Spray-fans appeared on the big circular display-screen below his crash couch. Traat-Admiral’s fangs glinted wet as he considered them. The ship would pass fairly near Wunderland, and quite near Alpha Centauri itself. Slingshot effect was modest with something moving at such speeds, but . . . ah, yes. The other two suns of this cluster would also help. Still, it would be a long time before that vessel headed back towards the Sol system, if indeed that was their aim.

What forsaken-of-ancestors trick is this? he wondered. Then: Were those Kfraksha-Admiral’s last thoughts?

He shook off the mood. “Identification?”

“Definitely a ramscoop vessel, Dominant One,” Riesu-Fleet-Operations said. “Estimated speed is approximately .9071 c. In the 1600 kilokzinmass range.”

About the mass of a light cruiser, then. His whiskers ruffled. Quite a weight to get up to such a respectable fraction of c, when you did not have the gravity polarizer. On the other paw, the humans used very powerful launch-boost lasers—useful as weapons, too, which had been an unanticipated disaster for the kzinti fleets—and by now they might have the gravity polarizer. Polarizer-drive vessels could get up to about .8 c if they were willing to spend the energy, and that was well above ramscoop initial speeds.

“Hrrr. That is considerably above the mass-range of the robot vessels the humans used”—for scouting new systems and carrying small freight loads over interstellar distances. They used big slowboats at .3 c for colonization and passenger traffic. “Fleet positions, tactical.”
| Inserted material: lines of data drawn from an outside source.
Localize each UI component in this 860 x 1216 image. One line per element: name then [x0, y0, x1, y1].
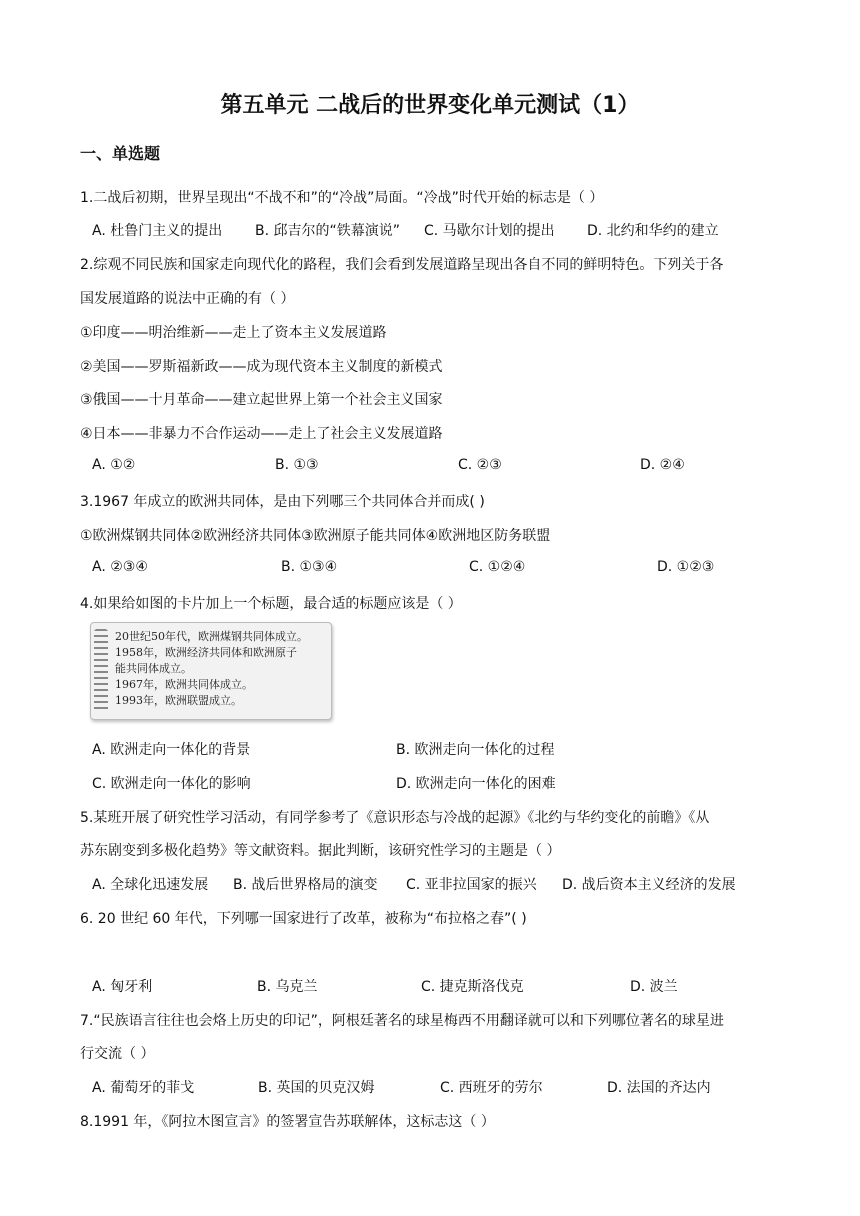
q6-option-a: A. 匈牙利 [92, 979, 153, 995]
question-8-stem: 8.1991 年，《阿拉木图宣言》的签署宣告苏联解体，这标志这（ ） [80, 1114, 495, 1130]
q7-option-d: D. 法国的齐达内 [607, 1080, 711, 1096]
question-5-stem-line-1: 5.某班开展了研究性学习活动，有同学参考了《意识形态与冷战的起源》《北约与华约变化的前瞻》《从 [80, 810, 710, 826]
q2-option-a: A. ①② [92, 457, 136, 473]
page-title: 第五单元 二战后的世界变化单元测试（1） [220, 93, 640, 118]
card-line: 1993年，欧洲联盟成立。 [115, 694, 242, 707]
q6-option-d: D. 波兰 [630, 979, 678, 995]
question-6-stem: 6. 20 世纪 60 年代，下列哪一国家进行了改革，被称为“布拉格之春”( ) [80, 911, 527, 927]
question-7-stem-line-2: 行交流（ ） [80, 1046, 155, 1062]
q2-item-1: ①印度——明治维新——走上了资本主义发展道路 [80, 325, 387, 341]
card-line: 1958年，欧洲经济共同体和欧洲原子 [115, 646, 297, 659]
q1-option-d: D. 北约和华约的建立 [587, 223, 719, 239]
q4-option-d: D. 欧洲走向一体化的困难 [396, 776, 556, 792]
q4-option-b: B. 欧洲走向一体化的过程 [396, 742, 555, 758]
q6-option-b: B. 乌克兰 [257, 979, 318, 995]
q5-option-d: D. 战后资本主义经济的发展 [562, 877, 736, 893]
spiral-binding [94, 629, 108, 713]
q2-item-3: ③俄国——十月革命——建立起世界上第一个社会主义国家 [80, 392, 443, 408]
q5-option-c: C. 亚非拉国家的振兴 [406, 877, 537, 893]
question-3-stem: 3.1967 年成立的欧洲共同体，是由下列哪三个共同体合并而成( ) [80, 494, 485, 510]
q2-option-d: D. ②④ [640, 457, 685, 473]
section-heading: 一、单选题 [80, 144, 161, 163]
q1-option-c: C. 马歇尔计划的提出 [424, 223, 555, 239]
q7-option-b: B. 英国的贝克汉姆 [258, 1080, 375, 1096]
q7-option-a: A. 葡萄牙的菲戈 [92, 1080, 195, 1096]
q3-option-d: D. ①②③ [657, 559, 715, 575]
history-card-image [90, 622, 332, 720]
q4-option-a: A. 欧洲走向一体化的背景 [92, 742, 251, 758]
question-2-stem-line-2: 国发展道路的说法中正确的有（ ） [80, 291, 295, 307]
q6-option-c: C. 捷克斯洛伐克 [421, 979, 524, 995]
question-1-stem: 1.二战后初期，世界呈现出“不战不和”的“冷战”局面。“冷战”时代开始的标志是（ ） [80, 190, 604, 206]
card-line: 20世纪50年代，欧洲煤钢共同体成立。 [115, 630, 308, 643]
question-2-stem-line-1: 2.综观不同民族和国家走向现代化的路程，我们会看到发展道路呈现出各自不同的鲜明特色。下列关于各 [80, 257, 724, 273]
q3-items: ①欧洲煤钢共同体②欧洲经济共同体③欧洲原子能共同体④欧洲地区防务联盟 [80, 528, 551, 544]
q2-option-c: C. ②③ [458, 457, 502, 473]
q5-option-a: A. 全球化迅速发展 [92, 877, 209, 893]
card-line: 能共同体成立。 [115, 662, 192, 675]
q3-option-a: A. ②③④ [92, 559, 148, 575]
question-5-stem-line-2: 苏东剧变到多极化趋势》等文献资料。据此判断，该研究性学习的主题是（ ） [80, 843, 561, 859]
q4-option-c: C. 欧洲走向一体化的影响 [92, 776, 251, 792]
q5-option-b: B. 战后世界格局的演变 [233, 877, 378, 893]
question-4-stem: 4.如果给如图的卡片加上一个标题，最合适的标题应该是（ ） [80, 596, 462, 612]
q2-item-4: ④日本——非暴力不合作运动——走上了社会主义发展道路 [80, 426, 443, 442]
q1-option-a: A. 杜鲁门主义的提出 [92, 223, 223, 239]
q1-option-b: B. 邱吉尔的“铁幕演说” [255, 223, 401, 239]
q3-option-c: C. ①②④ [469, 559, 526, 575]
q3-option-b: B. ①③④ [281, 559, 338, 575]
question-7-stem-line-1: 7.“民族语言往往也会烙上历史的印记”，阿根廷著名的球星梅西不用翻译就可以和下列哪位著名的球星进 [80, 1013, 724, 1029]
q2-option-b: B. ①③ [275, 457, 319, 473]
card-line: 1967年，欧洲共同体成立。 [115, 678, 253, 691]
q7-option-c: C. 西班牙的劳尔 [440, 1080, 543, 1096]
q2-item-2: ②美国——罗斯福新政——成为现代资本主义制度的新模式 [80, 359, 443, 375]
card-text [115, 629, 308, 709]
The screen changed, showing the positions of his squadrons, stingfighter carriers and dreadnoughts, destroyers and cruisers. Most were still crawling across the disk of the Alpha Centauri system, boosting from their ready stations near replenishment asteroids or in orbit around Wunderland itself. He scowled; the human probe was damnably well stealthed for something moving that fast, and there had been little time. His own personal dreadnought and battle-group were thirty AU outside the outermost planet, beginning to accelerate back in toward the star. The problem was that no sane being moved at interstellar speeds this close to high concentrations of matter, which put the enemy vessel in an entirely different energy envelope.